Until he reasoned that this wasn't something to talk about.
"Roger. I am telling you, absolutely, that everything I said today was true. I promise you. And like I said, this is off the record; I have already written your LSAC recommendation. You have nothing to worry about."
"Look, Professor Graber, I know this is preposterous. And I know that there is probably some reason for this, some subject that…I mean there is a reason for this experiment, there is a reason why some organization or the school is funding this. I don't know why. Maybe this is the right reaction.
But I noticed you haven't been writing anything down."
"Because this is the only moment that matters."

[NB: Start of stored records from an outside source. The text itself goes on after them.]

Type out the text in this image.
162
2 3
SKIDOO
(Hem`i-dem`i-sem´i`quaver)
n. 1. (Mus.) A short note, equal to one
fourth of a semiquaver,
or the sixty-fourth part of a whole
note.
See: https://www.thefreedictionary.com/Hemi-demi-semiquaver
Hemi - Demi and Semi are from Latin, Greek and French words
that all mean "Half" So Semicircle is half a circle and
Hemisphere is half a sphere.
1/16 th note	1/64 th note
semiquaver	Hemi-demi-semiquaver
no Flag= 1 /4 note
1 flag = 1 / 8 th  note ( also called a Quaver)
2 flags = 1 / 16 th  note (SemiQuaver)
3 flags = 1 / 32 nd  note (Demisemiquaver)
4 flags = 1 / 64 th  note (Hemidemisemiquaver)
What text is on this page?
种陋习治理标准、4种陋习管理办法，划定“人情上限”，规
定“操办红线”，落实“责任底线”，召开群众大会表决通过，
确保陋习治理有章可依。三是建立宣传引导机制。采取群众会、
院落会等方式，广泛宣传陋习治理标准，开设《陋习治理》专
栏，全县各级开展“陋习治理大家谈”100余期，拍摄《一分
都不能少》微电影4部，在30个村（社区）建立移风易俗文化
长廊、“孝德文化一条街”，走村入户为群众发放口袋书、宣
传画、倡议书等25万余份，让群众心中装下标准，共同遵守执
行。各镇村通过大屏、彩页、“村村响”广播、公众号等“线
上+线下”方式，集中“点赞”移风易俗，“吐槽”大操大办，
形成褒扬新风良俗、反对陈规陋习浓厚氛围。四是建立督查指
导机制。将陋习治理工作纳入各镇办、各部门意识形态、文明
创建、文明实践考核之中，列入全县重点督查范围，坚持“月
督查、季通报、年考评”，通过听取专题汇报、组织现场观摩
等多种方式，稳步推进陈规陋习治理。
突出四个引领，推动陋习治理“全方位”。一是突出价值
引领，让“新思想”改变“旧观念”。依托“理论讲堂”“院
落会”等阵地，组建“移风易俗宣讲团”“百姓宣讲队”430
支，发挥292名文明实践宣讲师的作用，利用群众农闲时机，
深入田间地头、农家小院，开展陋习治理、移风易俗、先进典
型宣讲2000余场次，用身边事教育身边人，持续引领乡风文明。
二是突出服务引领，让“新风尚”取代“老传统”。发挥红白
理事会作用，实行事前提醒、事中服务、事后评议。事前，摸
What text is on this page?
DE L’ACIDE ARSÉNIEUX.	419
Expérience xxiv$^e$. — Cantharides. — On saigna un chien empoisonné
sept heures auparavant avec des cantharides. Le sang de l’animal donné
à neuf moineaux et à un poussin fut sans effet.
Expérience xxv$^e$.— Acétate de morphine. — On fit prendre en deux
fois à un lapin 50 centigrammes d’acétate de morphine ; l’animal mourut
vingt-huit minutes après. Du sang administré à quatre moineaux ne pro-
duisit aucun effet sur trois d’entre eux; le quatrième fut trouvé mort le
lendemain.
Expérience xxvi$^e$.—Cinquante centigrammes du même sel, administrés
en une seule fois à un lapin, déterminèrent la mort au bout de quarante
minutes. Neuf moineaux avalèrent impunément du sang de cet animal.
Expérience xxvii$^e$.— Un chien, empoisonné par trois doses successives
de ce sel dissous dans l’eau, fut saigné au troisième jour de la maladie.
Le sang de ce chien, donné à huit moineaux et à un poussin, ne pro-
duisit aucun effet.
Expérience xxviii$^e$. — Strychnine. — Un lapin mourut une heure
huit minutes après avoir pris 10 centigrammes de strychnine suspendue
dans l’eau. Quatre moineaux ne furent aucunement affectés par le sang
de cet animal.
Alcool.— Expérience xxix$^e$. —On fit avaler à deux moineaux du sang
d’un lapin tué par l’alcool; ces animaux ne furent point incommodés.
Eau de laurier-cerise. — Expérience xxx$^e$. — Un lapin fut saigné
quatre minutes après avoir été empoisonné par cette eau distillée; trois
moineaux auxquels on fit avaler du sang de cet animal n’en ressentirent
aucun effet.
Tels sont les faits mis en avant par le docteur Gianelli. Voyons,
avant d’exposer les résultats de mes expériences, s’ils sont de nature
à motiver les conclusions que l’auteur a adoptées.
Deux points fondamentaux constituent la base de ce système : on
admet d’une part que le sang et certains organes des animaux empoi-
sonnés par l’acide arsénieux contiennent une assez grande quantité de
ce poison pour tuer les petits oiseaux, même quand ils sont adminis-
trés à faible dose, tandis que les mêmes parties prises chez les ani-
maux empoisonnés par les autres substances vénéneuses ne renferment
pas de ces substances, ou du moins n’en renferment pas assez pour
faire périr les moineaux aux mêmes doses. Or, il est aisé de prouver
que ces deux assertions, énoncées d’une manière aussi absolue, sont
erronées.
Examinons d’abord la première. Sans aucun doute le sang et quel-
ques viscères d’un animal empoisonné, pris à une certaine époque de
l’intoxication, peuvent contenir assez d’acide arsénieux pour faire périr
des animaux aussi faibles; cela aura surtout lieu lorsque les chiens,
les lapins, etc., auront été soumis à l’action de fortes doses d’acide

"Look, I know it's stupid to complain about being lied to and strung along, because I did sign up for this, this experiment. But no one can ever believe that…this…one, it's obviously impossible; logistically impossible. Second, I mean it doesn't even make sense; what does this have to do with Constitutional Studies? But, but more, but more…an even better point is that, that the university would not sponsor something illegal, and if this was true, it would definitely be illegal."
"Roger, did you read that waiver you signed?"
Roger's silence answered for him.
"Not surprising. It is really long. I can brief you on it again later. On this experiment, I think we're getting tangential. I have already told you what I need to tell you. Don't believe it if you do not want to. I hold no stake in it. I am a participant in this study, just like you.
"But Roger, do you know how many peopled died in Iraq today? In the last month? How many people in Lebanon, El Salvador, Guatemala, Saudi Arabia, Iran, disappeared without a trace? Over the last twenty years? How many despotic Third world countries tortured and killed their citizens today? How many people died of preventable diseases?"
"The answer to that isn't to hurt more people."
"I'm not saying the answer is to hurt more people. But what I am saying is that you don't feel any real moral obligation to those people—but you do feel an obligation to polite society, to moral suasion, to whatever moral prestidigitation that allows you to think of yourself as upright and morally outraged even while you know terrible things are going on right now and you can do something about it but you continue to sit around in college classes cluck-clucking. Based on the life we lead, the only real moral decision is to push the button and collect the money.
"But to be honest, I am not trying to push you in that direction. I am saying that a gulf exists between how we feel and how we act, and everybody's sin is no sin. We lack a hive mind to enforce empathy. We feel it because we feel> obligated to, but we don't feel it."